Les récents chiffres publiés par la Direction de la recherche, des études, de l'évaluation et des statistiques (Drees) révèlent une croissance de 1,5 % des jeunes bénéficiaires de l'Aide sociale à l'enfance (ASE) à la fin de l'année 2024. Actuellement, près de 392 600 mineurs et jeunes majeurs reçoivent cette aide, avec une concentration importante chez les garçons et les adolescents.En effet, parmi ces jeunes, 57 % (soit 224 700) sont placés hors du domicile familial, tandis que 46 % (environ 180 800) prennent part à des actions éducatives au sein de leur foyer. Non seulement ces données soulignent l'ampleur du phénomène, mais elles mettent également en exergue la surreprésentation des garçons, qui représentent 54 % des bénéficiaires d'actions éducatives et 60 % des jeunes en placement, selon le service statistique des ministères sociaux.
Les adolescents, quant à eux, composent la majorité des bénéficiaires des actions éducatives, avec 51 % dans les deux catégories mentionnées, alors qu'ils ne représentent que 36 % de l'ensemble des moins de 21 ans. En ce qui concerne le mode de placement, 35 % des enfants sont en famille d'accueil, 40 % en établissement, et 25 % selon d'autres modalités de prise en charge.

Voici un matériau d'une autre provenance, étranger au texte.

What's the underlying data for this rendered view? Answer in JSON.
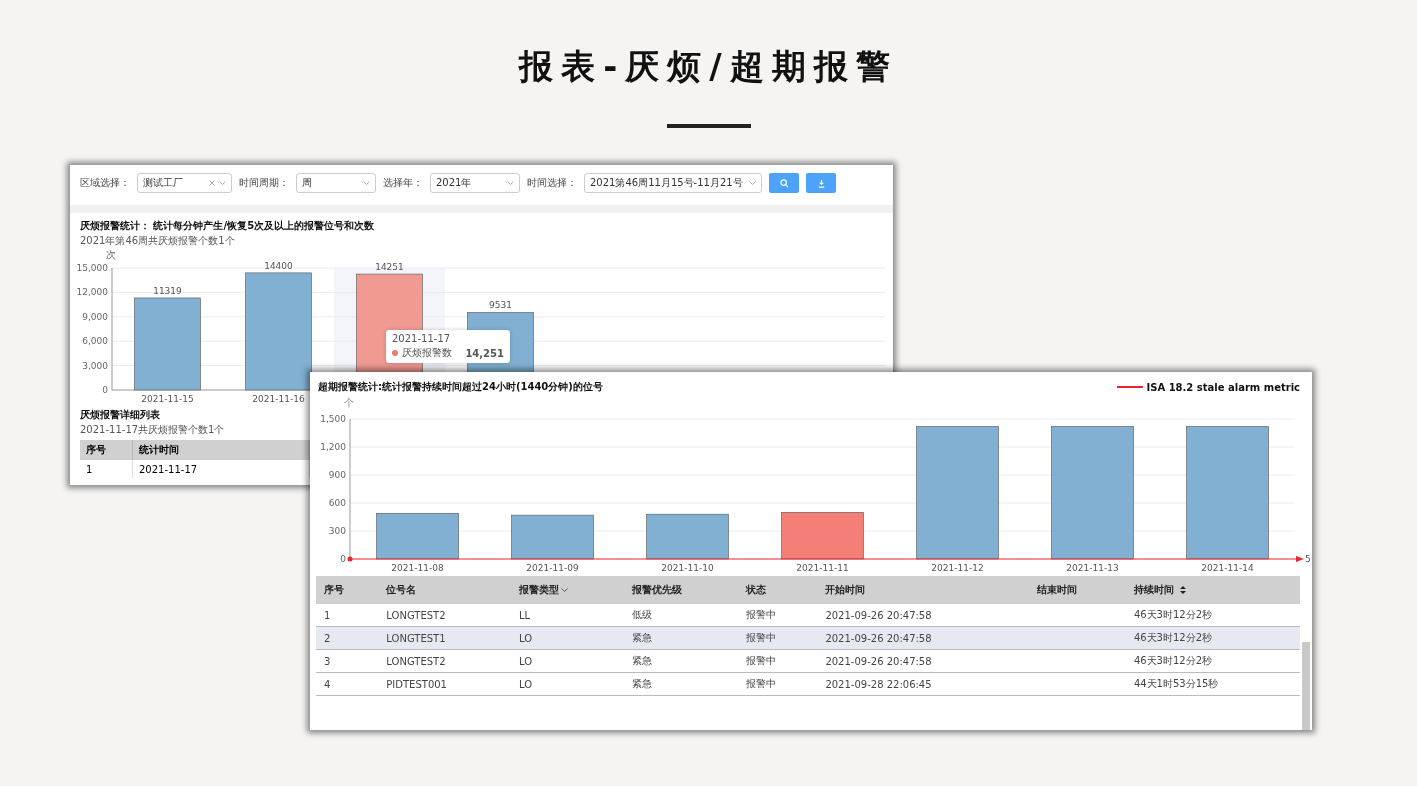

Les besoins en matière de protection de l'enfance sont en forte hausse depuis 2011. Cette augmentation des chiffres se heurte cependant à un problème de financement et à une pénurie de professionnels dans le secteur. La protection de l'enfance, gérée par les départements, est appelée à évoluer afin de répondre plus efficacement aux attentes croissantes de la société, afin de protéger les plus vulnérables.Selon des experts, le besoin de réformer cette aide est crucial pour garantir un encadrement adapté à ces jeunes en situation délicate. Certains groupes de défense des droits de l'enfant préconisent de revisiter les normes et budgets alloués à la protection de l'enfance pour mieux faire face aux défis actuels.